Aquí el artículo de opinión completo del Arq. Ian Dutari.
Este texto se enmarca dentro de la Exposición Ciudades In (visibles) organizado por USK Mendoza, CAMZA y La Società Dante Alighieri de Mendoza, en la cual el arquitecto participó como invitado especial.
¡Drenen el pantano!, podría haber gritado un desarrollador hace unas décadas. Más allá de las normas, de la lógica, del sentido común emerge la increíble Venecia. Venecia es la oposición a todo lo que sabemos.
Si alguna ciudad merece el adjetivo de mítica, es ella. Sin fecha de fundación cierta, emergida de una laguna fangosa, desafía todos los principios de localización urbana consagrados por los “expertos”. Ningún planificador sensato fundaría hoy una ciudad en un pantano; sin embargo, ahí está: una de las ciudades más bellas del mundo.

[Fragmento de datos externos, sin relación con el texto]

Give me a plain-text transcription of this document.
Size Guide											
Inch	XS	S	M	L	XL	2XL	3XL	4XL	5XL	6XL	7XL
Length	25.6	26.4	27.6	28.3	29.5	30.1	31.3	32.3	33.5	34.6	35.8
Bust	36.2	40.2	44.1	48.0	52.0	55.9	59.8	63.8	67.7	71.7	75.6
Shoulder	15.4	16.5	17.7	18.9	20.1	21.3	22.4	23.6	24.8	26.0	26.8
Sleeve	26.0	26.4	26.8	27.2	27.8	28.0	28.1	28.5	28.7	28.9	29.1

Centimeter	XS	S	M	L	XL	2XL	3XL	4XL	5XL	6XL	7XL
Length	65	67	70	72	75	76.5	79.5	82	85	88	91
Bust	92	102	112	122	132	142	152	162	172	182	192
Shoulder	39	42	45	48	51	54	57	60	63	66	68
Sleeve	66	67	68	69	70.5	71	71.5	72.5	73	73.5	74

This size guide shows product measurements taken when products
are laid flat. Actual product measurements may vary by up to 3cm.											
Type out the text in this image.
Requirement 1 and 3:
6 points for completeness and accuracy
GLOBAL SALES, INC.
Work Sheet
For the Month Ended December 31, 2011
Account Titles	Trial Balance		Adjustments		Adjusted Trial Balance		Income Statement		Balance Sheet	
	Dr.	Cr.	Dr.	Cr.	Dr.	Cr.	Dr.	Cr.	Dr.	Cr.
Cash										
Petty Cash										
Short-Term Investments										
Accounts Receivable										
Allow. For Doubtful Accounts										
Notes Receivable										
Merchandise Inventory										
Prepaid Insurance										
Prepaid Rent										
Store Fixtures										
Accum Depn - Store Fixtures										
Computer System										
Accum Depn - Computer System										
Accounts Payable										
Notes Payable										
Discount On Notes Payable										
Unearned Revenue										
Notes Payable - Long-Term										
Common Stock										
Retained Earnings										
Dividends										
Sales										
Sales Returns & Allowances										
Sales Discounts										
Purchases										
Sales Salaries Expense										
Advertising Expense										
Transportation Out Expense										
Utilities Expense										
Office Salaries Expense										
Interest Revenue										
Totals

Su existencia contradice cualquier modelo técnico y pone en evidencia la potencia cultural de la voluntad colectiva.

El pantano del que surgió Venecia: vista satelital de la región de la laguna donde se sitúa Venecia.
Venecia demuestra que las ciudades no se fundan sólo sobre el suelo, sino sobre la imaginación y el deseo. Cada piedra y cada canal son la expresión de un acuerdo improbable entre el agua y la materia, entre el tiempo y la esperanza.
De las cien “Venecias”
Venecia no es una, sino muchas. Esta ciudad imposible, que emergió de un pantano, no deja de multiplicarse en la mente de quienes la recorren, porque Venecia se nos ofrece como un
caleidoscopio: sus canales laberínticos y sus callecitas permiten incontables recorridos, y cada uno construye una ciudad distinta. Habrá, por eso, tantas “Venecias” como almas y miradas la atraviesen.
Mi mirada se detiene en la ciudad del siglo XX. Ella fue iluminada por algunas gemas de Carlo Scarpa, y vivió también en la mente de unos genios. Los proyectos no construidos de Frank
Lloyd Wright, Le Corbusier y Louis Kahn en esta ciudad nos privaron de una lección mayor de la arquitectura del siglo XX.
El dibujo intenta dar cuenta de esa huella que no fue: el Palazzo dei Congressi que Louis Kahn tendió, casi como una fracción colgante de la hermosa Piazza del Campo, o las islas palafíticas
de Le Corbusier con su proyecto del Hospital. Una ciudad que nunca veremos. Fragmentos de una ciudad imaginada que, aun sin haber sido construida, sigue proyectando sentido.

Permanecen, como una más de las ciudades invisibles que habitan en el pensamiento proyectual y la historia de la disciplina.
Venecia sigue recordándonos que construir ciudad es también un acto de fe en lo humano. Y,como intuyó Ítalo Calvino, “Las ciudades invisibles” no son mil urbes diferentes, sino mil maneras de pensar una sola: la ciudad que llevamos dentro. Venecia, en cierto modo, las contiene a todas. Es todas las ciudades a la vez: la ciudad de la memoria, del deseo, del agua y del tiempo. Es expresión de nuestro instinto primigenio por vivir en comunidad, en ella se mezclan el origen y el fin, el mapa y la metáfora, la piedra y el sueño. Por eso sigue siendo un
milagro: un recordatorio de que lo imposible —cuando se imagina con profundidad— puede llegar a ser.